Rimbaud, Cahiers de Douai.
« L'éclatante victoire de Sarrebrück »
Explication linéaire
L’étude porte sur le poème entier
Remportée aux cris de Vive l’Empereur !
(Gravure belge brillamment coloriée, se vend à Charleroi, 35 centimes.)
Au milieu, l’Empereur, dans une apothéose
Bleue et jaune, s’en va, raide, sur son dada
Flamboyant ; très heureux, ? car il voit tout en rose,
Féroce comme Zeus et doux comme un papa ;
En bas, les bons Pioupious qui faisaient la sieste
Près des tambours dorés et des rouges canons,
Se lèvent gentiment. Pitou remet sa veste,
Et, tourné vers le Chef, s’étourdit de grands noms
À droite, Dumanet, appuyé sur la crosse
De son chassepot sent frémir sa nuque en brosse,
Et : « Vive l’Empereur !! » — Son voisin reste coi…

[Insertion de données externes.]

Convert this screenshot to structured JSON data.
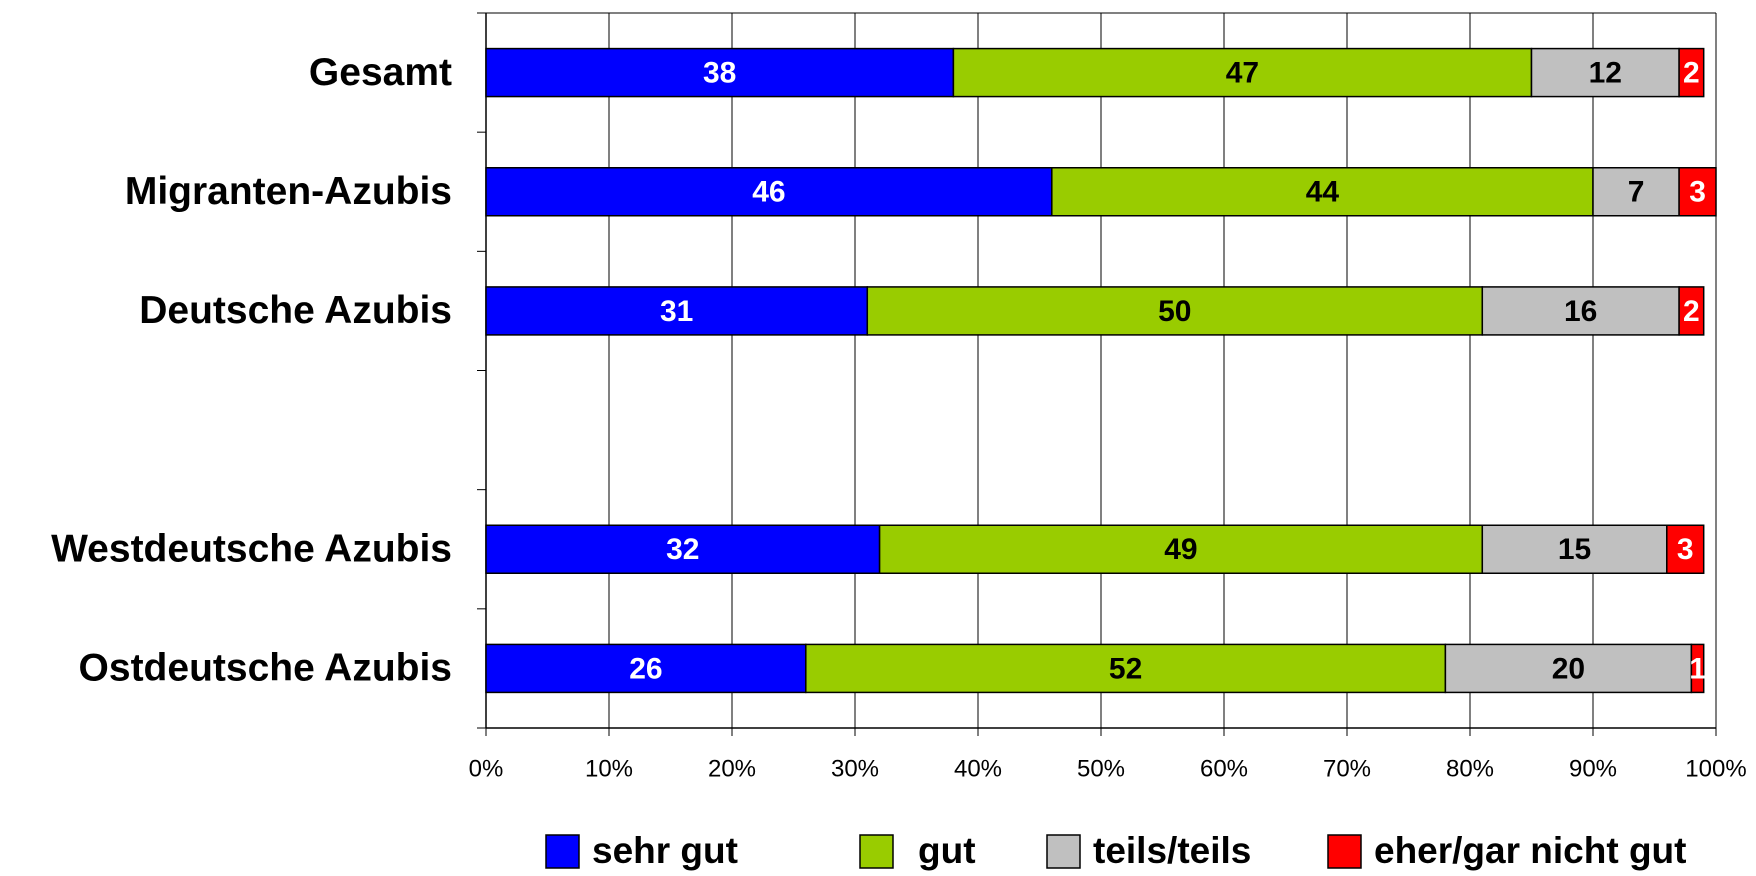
{
  "chart_data": {
    "type": "stacked-bar-horizontal",
    "categories": [
      "Gesamt",
      "Migranten-Azubis",
      "Deutsche Azubis",
      null,
      "Westdeutsche Azubis",
      "Ostdeutsche Azubis"
    ],
    "series": [
      {
        "name": "sehr gut",
        "color": "#0000ff",
        "label_color": "#ffffff",
        "values": [
          38,
          46,
          31,
          null,
          32,
          26
        ]
      },
      {
        "name": "gut",
        "color": "#99cc00",
        "label_color": "#000000",
        "values": [
          47,
          44,
          50,
          null,
          49,
          52
        ]
      },
      {
        "name": "teils/teils",
        "color": "#c0c0c0",
        "label_color": "#000000",
        "values": [
          12,
          7,
          16,
          null,
          15,
          20
        ]
      },
      {
        "name": "eher/gar nicht gut",
        "color": "#ff0000",
        "label_color": "#ffffff",
        "values": [
          2,
          3,
          2,
          null,
          3,
          1
        ]
      }
    ],
    "xlim": [
      0,
      100
    ],
    "xticks": [
      {
        "value": 0,
        "label": "0%"
      },
      {
        "value": 10,
        "label": "10%"
      },
      {
        "value": 20,
        "label": "20%"
      },
      {
        "value": 30,
        "label": "30%"
      },
      {
        "value": 40,
        "label": "40%"
      },
      {
        "value": 50,
        "label": "50%"
      },
      {
        "value": 60,
        "label": "60%"
      },
      {
        "value": 70,
        "label": "70%"
      },
      {
        "value": 80,
        "label": "80%"
      },
      {
        "value": 90,
        "label": "90%"
      },
      {
        "value": 100,
        "label": "100%"
      }
    ],
    "grid": true,
    "legend": "bottom"
  }
}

Un schako surgit, comme un soleil noir… — Au centre,
Boquillon, rouge et bleu, très naïf, sur son ventre
Se dresse, et, — présentant ses derrières « De quoi ?… »
Octobre 1870.
Introduction
Accroche
• 2 août 1870 : bataille de Sarrebrück entre la France et la Prusse. C’était la fin de la guerre un mois plus tard.
• Bataille gagnée par la France, mais sans intérêt stratégique.
• Propagande de chaque camp : défense obstinée côté prussien, victoire éclatante côté français.
• La presse Belge n’est pas dupe et se moque de cette bataille.
Situation
• Rimbaud comme Victor Hugo, déteste Napoléon III et le Second Empire.
• Il s’oppose vivement à la guerre de 1870 dans de nombreux poèmes dont « Le dormeur du Val ».
• Inspiré par une caricature de la presse Belge, il se saisit de l’occasion pour écrire un poème satirique.
• Titre ironique « L’éclatante victoire » pour une bataille qui a fait une vingtaine de morts, en majorité français.
• Tous les procédés tournent en dérision cette guerre et le pouvoir qui l’a déclarée.
Problématique
Comment ce poème, partant d’une caricature, renforce encore son caractère satirique pour dénoncer la propagande d’un empereur sur le point de perdre la guerre ?
Mouvements pour un commentaire linéaire
Le poème nous fait découvrir cette caricature en quatre étapes : jusqu’à la pointe finale humoristique.
1) « Au milieu » la figure de l’empereur, moqué parce qu’il s’enorgueillit d’une faible victoire.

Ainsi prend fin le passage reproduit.